The movie eschews focusing on Lincoln’s relationships with his “Team of Rivals” (which was, of course, the book’s engine) in favor of focusing on Lincoln trying to get an amendment passed to abolish slavery. Which, in theory, is the less interesting move. Instead of putting your weight behind character relationships, you’re putting your weight behind philosophy. You’re risking replacing dramatic tension with a bunch of waxing philosophic. Let me put that another way. You’re risking replacing interesting with boring.

So in theory, it’s the less interesting move. In practice, it was the LEAST interesting move. If you love watching characters in period garb talk a lot in shadowy quarters for about two and a half hours, this is the film for you. Every once in a while we get into Congress and every once in a LONG while we get out into sunlight. But it’s mostly dark shadows, top hats, and talking.

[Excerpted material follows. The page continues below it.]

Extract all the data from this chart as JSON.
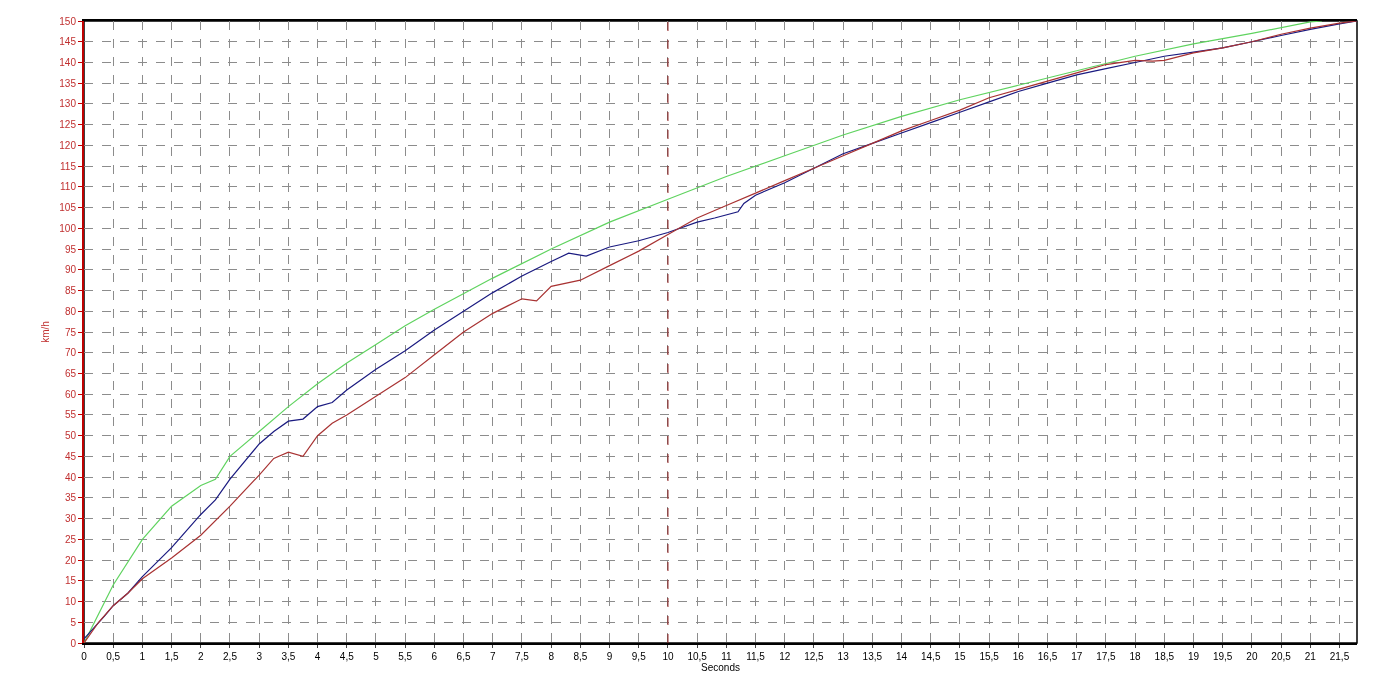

For the life of me, I cannot figure out how such an all-star Hollywood team took such fascinating and complex source material and sucked ALL the blood out of it. Film adaptation vampires! So much scarier than Stoker and Rice vampires! The film barely explores Lincoln’s relationship with his cabinet. His primary relationships are dealing with Sally Field Mary Todd Lincoln being a crying crazy and Joseph Gordon-Levitt Robert Lincoln being a rebellious young lad wanting to fight in the Civil War even though he keeps seeing everyone who’s fighting for the Union die/lose both their legs. Yes, it’s dealing with an important issue, a critical piece of our country’s history, the abolition of slavery. But an issue does not a story make. I don’t know what to say to the 91% of critics who liked this film (and a not insignificant number of people who have posted positively about this film on my Facebook feed), I found this film dull and ponderous, self-important and self-indulgent, and I think it did a great disservice to its source material.

I said it in the subject of this post. I’ll say it again here. Skip Lincoln. Read Team of Rivals.

But what do you guys think? Who’s read the book/seen the film? How doest this all shake down with you?